Madge watched me curiously. ‘What’s the matter?’ she asked. ‘Are you ill?’
I spoke my thought. ‘Madge, I ought to have looked after you better.’
‘You didn’t look after me at all,’ said Madge. ‘Now someone else will.’
Her laughter had a cutting edge, but her eyes were troubled, and I felt an impulse to make her, even at this late stage, some sort of rash proposal. A strange light, cast back over our friendship, brought new things into relief, and I tried in an instant to grasp the whole essence of my need of her. I took a deep breath, however, and followed my rule of never speaking frankly to women in moments of emotion. No good ever comes of this. It is not in my nature to make myself responsible for other people. I find it hard enough to pick my own way along. The dangerous moment passed, the signal was gone, the gleam in Magdalen’s eye disappeared and she said, ‘Give me some coffee.’ I gave her some.
‘Now look, Jakie,’ she said, ‘you understand how it is. I want you to move your stuff out as soon as poss, today if you can. I’ve put all your things in your room.’
She had too. Various objects of
mine which usually decorated the sitting-room were missing. Already I felt I didn’t live there any more.
‘I don’t understand how it is,’ I said, ‘and I shall be interested to hear.’

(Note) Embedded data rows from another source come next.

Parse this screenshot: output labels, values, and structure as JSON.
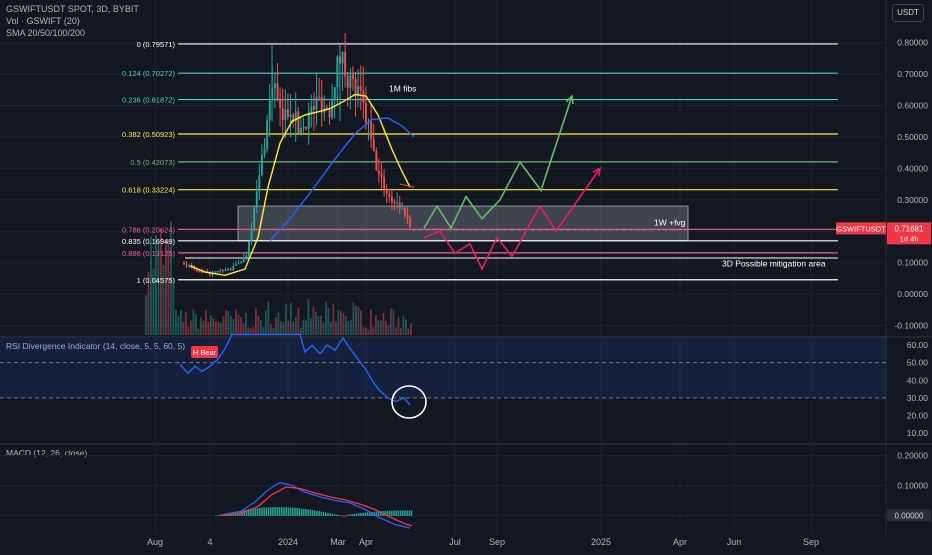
{
  "header": {
    "symbol_line": "GSWIFTUSDT SPOT, 3D, BYBIT",
    "vol_line": "Vol · GSWIFT (20)",
    "sma_line": "SMA 20/50/100/200",
    "currency": "USDT"
  },
  "colors": {
    "background": "#131722",
    "grid": "#1e222d",
    "candle_up": "#26a69a",
    "candle_down": "#ef5350",
    "fib_white": "#ffffff",
    "fib_teal": "#4dd0c9",
    "fib_yellow": "#ffeb3b",
    "fib_green": "#66bb6a",
    "fib_pink": "#f06292",
    "sma_yellow": "#ffeb3b",
    "sma_blue": "#2962ff",
    "path_green": "#66bb6a",
    "path_pink": "#e91e63",
    "rsi_line": "#2962ff",
    "macd_line": "#2962ff",
    "signal_line": "#f23645"
  },
  "chart_data": [
    {
      "type": "candlestick",
      "title": "GSWIFTUSDT SPOT, 3D, BYBIT",
      "x_tick_labels": [
        "Aug",
        "4",
        "2024",
        "Mar",
        "Apr",
        "Jul",
        "Sep",
        "2025",
        "Apr",
        "Jun",
        "Sep"
      ],
      "y_tick_labels": [
        "0.80000",
        "0.70000",
        "0.60000",
        "0.50000",
        "0.40000",
        "0.30000",
        "0.20000",
        "0.10000",
        "0.00000",
        "-0.10000"
      ],
      "ylim": [
        -0.13,
        0.84
      ],
      "last_price": {
        "symbol": "GSWIFTUSDT",
        "value": "0.71681",
        "countdown": "1d 4h",
        "y": 0.206
      },
      "fib_levels": [
        {
          "ratio": "0",
          "price": "0.79571",
          "label": "0 (0.79571)",
          "value": 0.7957,
          "color": "#ffffff"
        },
        {
          "ratio": "0.124",
          "price": "0.70272",
          "label": "0.124 (0.70272)",
          "value": 0.7027,
          "color": "#4dd0c9"
        },
        {
          "ratio": "0.236",
          "price": "0.61872",
          "label": "0.236 (0.61872)",
          "value": 0.6187,
          "color": "#4dd0c9"
        },
        {
          "ratio": "0.382",
          "price": "0.50923",
          "label": "0.382 (0.50923)",
          "value": 0.5092,
          "color": "#ffeb3b"
        },
        {
          "ratio": "0.5",
          "price": "0.42073",
          "label": "0.5 (0.42073)",
          "value": 0.4207,
          "color": "#66bb6a"
        },
        {
          "ratio": "0.618",
          "price": "0.33224",
          "label": "0.618 (0.33224)",
          "value": 0.3322,
          "color": "#ffeb3b"
        },
        {
          "ratio": "0.786",
          "price": "0.20624",
          "label": "0.786 (0.20624)",
          "value": 0.2062,
          "color": "#f06292"
        },
        {
          "ratio": "0.835",
          "price": "0.16949",
          "label": "0.835 (0.16949)",
          "value": 0.1695,
          "color": "#ffffff"
        },
        {
          "ratio": "0.886",
          "price": "0.13125",
          "label": "0.886 (0.13125)",
          "value": 0.1312,
          "color": "#f06292"
        },
        {
          "ratio": "1",
          "price": "0.04575",
          "label": "1 (0.04575)",
          "value": 0.0457,
          "color": "#ffffff"
        }
      ],
      "annotations": {
        "fib_title": "1M fibs",
        "fvg_label": "1W +fvg",
        "mitigation_label": "3D Possible mitigation area",
        "fvg_zone": [
          0.17,
          0.28
        ]
      }
    },
    {
      "type": "line",
      "title": "RSI Divergence Indicator (14, close, 5, 5, 60, 5)",
      "y_tick_labels": [
        "60.00",
        "50.00",
        "40.00",
        "30.00",
        "20.00",
        "10.00"
      ],
      "ylim": [
        5,
        64
      ],
      "bands": [
        30,
        50
      ],
      "signal_label": "H Bear"
    },
    {
      "type": "bar",
      "title": "MACD (12, 26, close)",
      "y_tick_labels": [
        "0.20000",
        "0.10000",
        "0.00000"
      ],
      "ylim": [
        -0.055,
        0.235
      ]
    }
  ]
}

‘Yes, you must take everything,’ said Magdalen. ‘I’ll pay for the taxi if you like.’ Now she was as cool as a lettuce.
‘Have a heart, Madge,’ I said. I was beginning to worry about myself again, and felt a lot better. ‘Can’t I go on living upstairs? I’m not in the way.’ But I knew this was a bad idea.
‘Oh, Jake!’ said Madge. ‘You are an imbecile!’ This was the kindest remark she had made yet. We both relaxed.
All this time Finn had been leaning against the door, looking abstractedly into the middle distance. Whether he was listening or not it was hard to tell.
‘Send him away,’ said Magdalen. ‘He gives me the creeps.’
‘Where can I send him to?’ I asked. ‘Where can we either of us go? You know I’ve got no money.’
This was not strictly true, but I always pretend as a matter of policy to be penniless, one never knows when it may not turn out to be useful for this to be taken for granted.
‘You’re adults,’ said Magdalen. ‘At least, you’re supposed to be. You can decide that for yourselves.’
I met Finn’s dreamy gaze. ‘What shall we do?’ I asked him.
Finn sometimes has ideas, and after all he had had more time to reflect than I had.
‘Go to Dave’s,’ he said.
I could see nothing against that, so I said ‘Good!’ and shouted after him, ‘Take the cases!’ for he had shot off like an arrow. I sometimes think he doesn’t care for Magdalen. He came back and took one of them and vanished.
Magdalen and I looked at each other like boxers at the beginning of the second round.
‘Look here, Madge,’ I said, ‘you can’t turn me out just like that.’